The DMAC’s driver exports functions for the SFD driver. If the DMAC driver is not in memory, the other driver (‘SFD’) won’t load. (SFD’s driver can’t resolve imported DMAC functions.)

And if I have the INF for SFD include the DMAC driver, the DMAC’s PnP installation fails due to DMAC’s “instance of driver already installed.” Heheh…

Darn. I’m guessing the solution (the only solution?) is to convert the DMAC’s interface to a DDI.

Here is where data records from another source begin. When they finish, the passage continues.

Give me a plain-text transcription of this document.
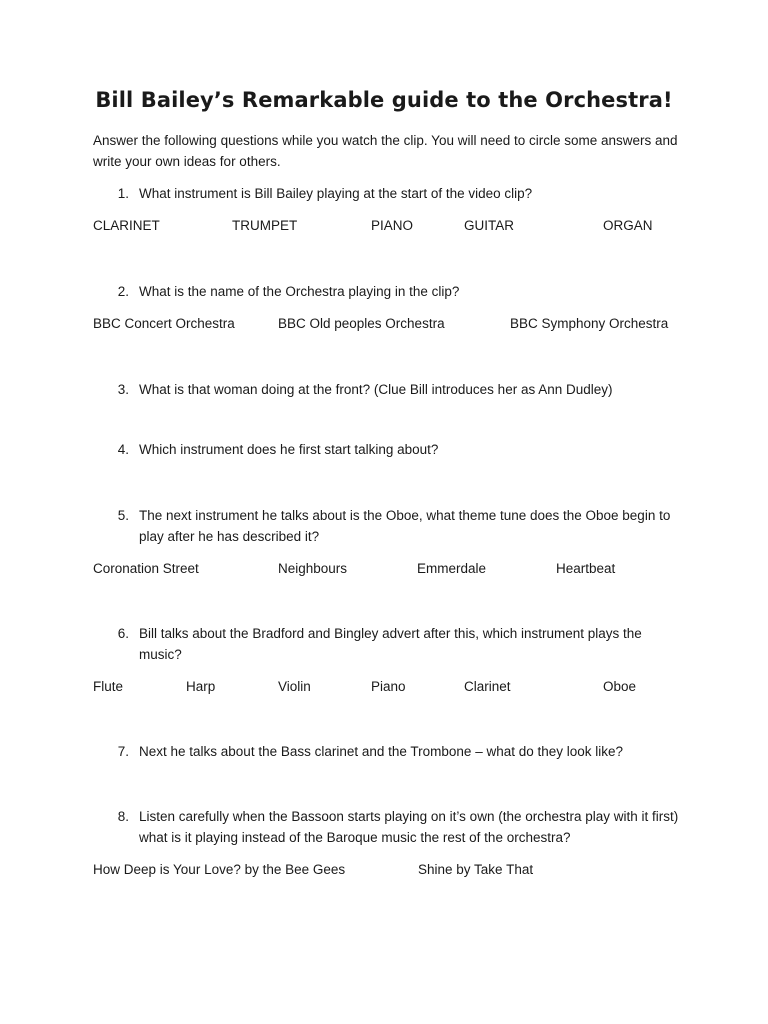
Bill Bailey’s Remarkable guide to the Orchestra!
Answer the following questions while you watch the clip. You will need to circle some answers and write your own ideas for others.
1. What instrument is Bill Bailey playing at the start of the video clip?
CLARINET	TRUMPET	PIANO	GUITAR	ORGAN
2. What is the name of the Orchestra playing in the clip?
BBC Concert Orchestra	BBC Old peoples Orchestra	BBC Symphony Orchestra
3. What is that woman doing at the front? (Clue Bill introduces her as Ann Dudley)
4. Which instrument does he first start talking about?
5. The next instrument he talks about is the Oboe, what theme tune does the Oboe begin to play after he has described it?
Coronation Street	Neighbours	Emmerdale	Heartbeat
6. Bill talks about the Bradford and Bingley advert after this, which instrument plays the music?
Flute	Harp	Violin	Piano	Clarinet	Oboe
7. Next he talks about the Bass clarinet and the Trombone – what do they look like?
8. Listen carefully when the Bassoon starts playing on it’s own (the orchestra play with it first) what is it playing instead of the Baroque music the rest of the orchestra?
How Deep is Your Love? by the Bee Gees	Shine by Take That
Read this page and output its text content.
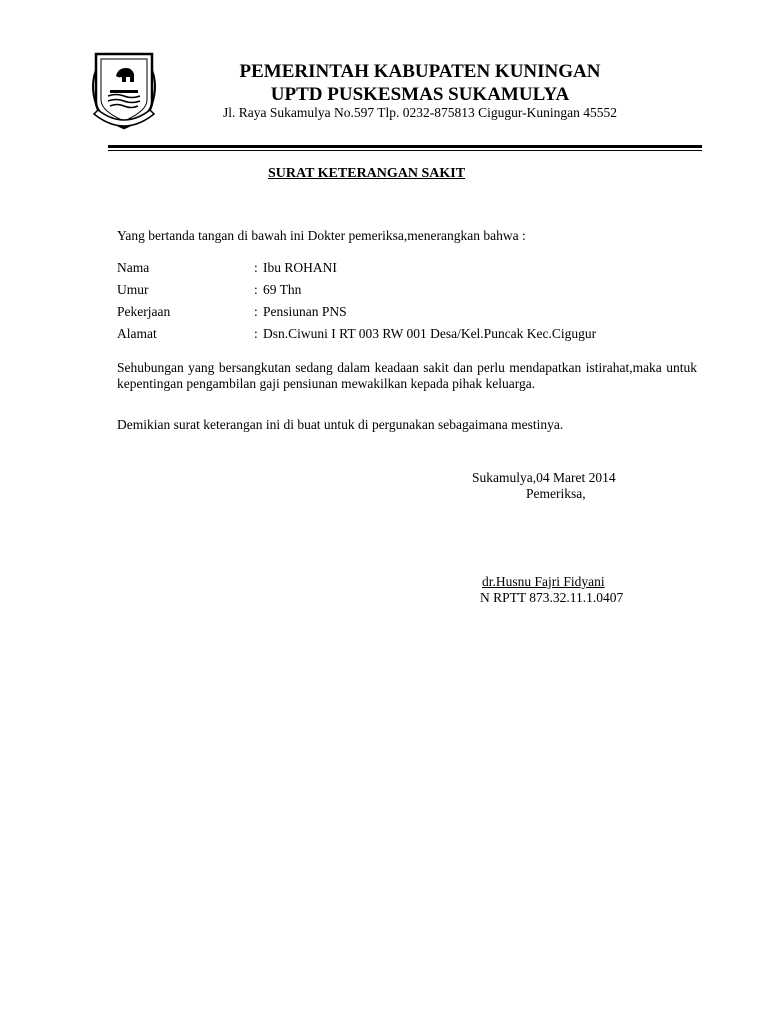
PEMERINTAH KABUPATEN KUNINGAN
UPTD PUSKESMAS SUKAMULYA
Jl. Raya Sukamulya No.597 Tlp. 0232-875813 Cigugur-Kuningan 45552
SURAT KETERANGAN SAKIT
Yang bertanda tangan di bawah ini Dokter pemeriksa,menerangkan bahwa :
Nama	: Ibu ROHANI
Umur	: 69 Thn
Pekerjaan	: Pensiunan PNS
Alamat	: Dsn.Ciwuni I RT 003 RW 001 Desa/Kel.Puncak Kec.Cigugur
Sehubungan yang bersangkutan sedang dalam keadaan sakit dan perlu mendapatkan istirahat,maka untuk kepentingan pengambilan gaji pensiunan mewakilkan kepada pihak keluarga.
Demikian surat keterangan ini di buat untuk di pergunakan sebagaimana mestinya.
Sukamulya,04 Maret 2014
Pemeriksa,
dr.Husnu Fajri Fidyani
N RPTT 873.32.11.1.0407
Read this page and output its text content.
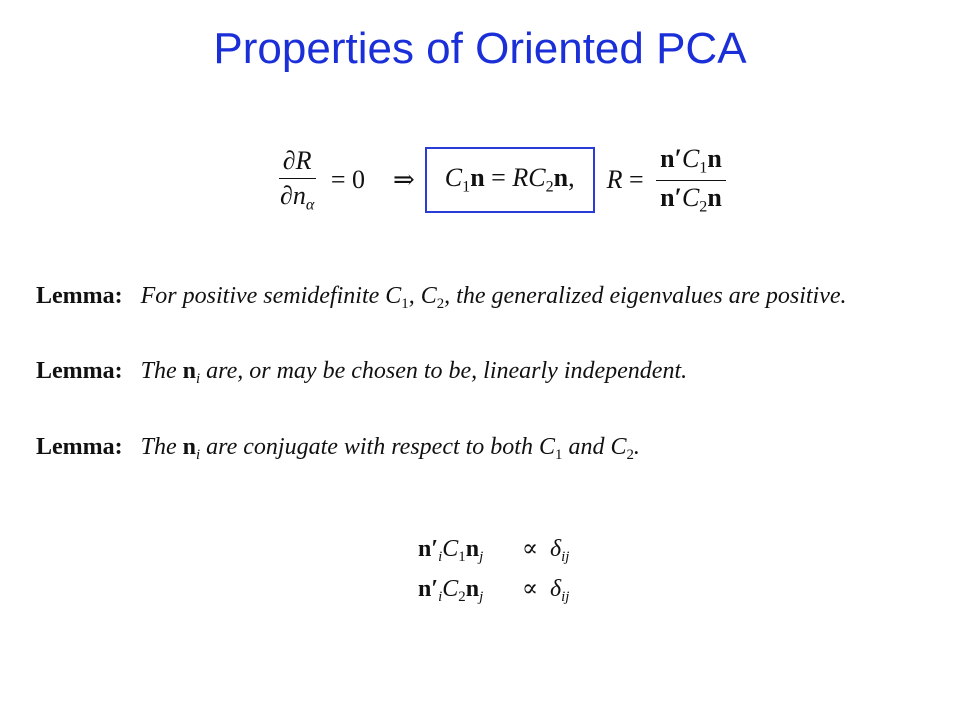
Properties of Oriented PCA
$\frac{\partial R}{\partial n_\alpha} = 0$ ⇒	$C_1n = RC_2n$,	$R = \frac{n'C_1n}{n'C_2n}$
Lemma: For positive semidefinite $C_1$, $C_2$, the generalized eigenvalues are positive.
Lemma: The $n_i$ are, or may be chosen to be, linearly independent.
Lemma: The $n_i$ are conjugate with respect to both $C_1$ and $C_2$.
$n'_iC_1n_j$	∝ $\delta_{ij}$
$n'_iC_2n_j$	∝ $\delta_{ij}$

Yes - but perhaps you have implemented complexity here that should be
discarded rather than piled onto?
Mark Roddy

On Sun, Jan 11, 2009 at 12:57 PM, wrote:

> Uh-oh… Problem resolving exports…
>
> The DMAC’s driver exports functions for the SFD driver. If the DMAC driver
> is not in memory, the other driver (‘SFD’) won’t load. (SFD’s driver can’t
> resolve imported DMAC functions.)
>
> And if I have the INF for SFD include the DMAC driver, the DMAC’s PnP
> installation fails due to DMAC’s “instance of driver already installed.”
> Heheh…
>
> Darn. I’m guessing the solution (the only solution?) is to convert the
> DMAC’s interface to a DDI.
>
> —
> NTDEV is sponsored by OSR
>
> For our schedule of WDF, WDM, debugging and other seminars visit:
> http://www.osr.com/seminars
>
> To unsubscribe, visit the List Server section of OSR Online at
> http://www.osronline.com/page.cfm?name=ListServer
>

I’d say a DDI is more complex than an import/export strategy… But in this case you are quite correct: import/export does not seem to apply well between two PnP drivers, so I have little choice than to discard import/export in favor of DDI.